💡 Core Concepts & Executive Briefing
Understanding Brain-Dumping and SOPs
Standard Operating Procedures, or SOPs, are how a private tutoring business stops being a bunch of random lessons and starts running like a real company. Think of SOPs as your tutoring playbook. They show how you handle inquiries, assess a student, schedule sessions, follow up with parents, collect payment, and deal with missed lessons. Without them, every new tutor or admin helper ends up doing things your own way, and that creates mistakes.
The goal is simple: a new tutor, assistant, or office helper should be able to step in and handle most routine tasks with little help from you. In tutoring, that might mean they can answer a parent’s first email, book a trial session, send a homework recap, or mark attendance the same day you show them the process. If the business only works when you are personally teaching, texting, and fixing everything, then you do not really have a business system yet.
The Importance of Brain-Dumping
Brain-dumping means getting the steps out of your head and into a format someone else can follow. Most tutors carry a lot of hidden knowledge. You know how to calm an anxious Year 6 student. You know what to say when a parent asks, “Will my child catch up before the exam?” You know how to set a fair pace for a GCSE student who freezes on algebra. If that knowledge stays in your head, the business cannot grow.
A brain-dump for a private tutor might include how you run the first discovery call, how you place a student at the right level, how you structure a 60-minute lesson, and how you decide whether to recommend twice-weekly sessions or a short revision block before exams. Once this is written down, someone else can follow your method instead of guessing.
Creating Effective SOPs
Every good SOP should answer three things:
1. Why: Why does this task matter to the student, parent, or business?
2. What: What exact steps should be followed?
3. Outcome: What does success look like when it is done right?
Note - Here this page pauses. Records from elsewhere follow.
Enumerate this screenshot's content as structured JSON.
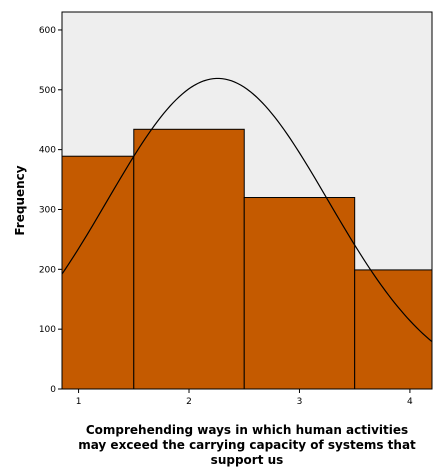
{
  "chart_data": {
    "type": "bar",
    "subtype": "histogram-with-normal-curve",
    "categories": [
      "1",
      "2",
      "3",
      "4"
    ],
    "values": [
      389,
      434,
      320,
      199
    ],
    "ylabel": "Frequency",
    "xlabel_lines": [
      "Comprehending ways in which human activities",
      "may exceed the carrying capacity of systems that",
      "support us"
    ],
    "x_ticks": [
      "1",
      "2",
      "3",
      "4"
    ],
    "y_ticks": [
      "0",
      "100",
      "200",
      "300",
      "400",
      "500",
      "600"
    ],
    "ylim": [
      0,
      630
    ],
    "xlim": [
      0.85,
      4.2
    ],
    "grid": false,
    "normal_curve": {
      "mean": 2.26,
      "sd": 1.0,
      "peak": 519
    },
    "colors": {
      "bar_fill": "#c45a00",
      "bar_stroke": "#000000",
      "plot_background": "#eeeeee",
      "curve": "#000000"
    }
  }
}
For private tutors, the "why" matters because parents want results, not busy work. If you are writing an SOP for a lesson follow-up email, explain that the purpose is to keep parents informed, reduce no-shows, and show progress. Then list the exact steps: note the lesson topic, mention one strength, mention one gap, assign one practice task, and send it by a set time. The outcome might be: the parent knows what was covered, the student has a clear task, and the tutor has a written record.
Organizing Your SOPs
Your SOPs should live in one place that is easy to find during a busy week. That might be Notion, Google Drive, ClickUp, or a simple shared folder. The point is not fancy software. The point is that you can find the procedure fast when you need it.
A private tutor might keep folders like: New Student Setup, Parent Communication, Lesson Delivery, Homework Review, Billing, Cancellation Policy, Exam Prep, and Tutor Onboarding. If a new tutor wants to know how to prepare for a SAT maths lesson, they should not ask three different people. They should open the folder and follow the standard process.
The Loom-First Approach
You do not need to write every SOP from scratch by typing long documents. Often the fastest way is to record yourself doing the task. Use Loom, screen recording, or even a phone video if the process is simple. Show how you fill in a student progress tracker, send a session summary, or update a parent after a missed lesson.
This works especially well in tutoring because many tasks happen inside tools like Google Calendar, Zoom, WhatsApp Business, TutorCruncher, or a CRM. A short video can show exactly where to click and what to send. Later, someone on your team can turn that recording into a written checklist.
Building a Culture of Self-Reliance
A tutoring business gets stronger when people check the SOP first instead of asking you the same question ten times. That includes tutors, admin support, and even you. If there is a process for handling late payments, use it. If there is a process for adding a new student, follow it.
This does two things. First, it keeps the service consistent for parents and students. Second, it protects your time. You should not be the only person who knows how to send a lesson reminder or update a parent after a missed class. When the system is documented, your business becomes easier to run, easier to train, and easier to scale.
What Good Looks Like
A well-run private tutoring business has clear SOPs for the work that happens every week. New tutors can be trained faster. Parents get the same quality communication every time. Students get a smoother experience. And you spend less time repeating yourself and more time improving outcomes, bringing in new clients, and building better programs.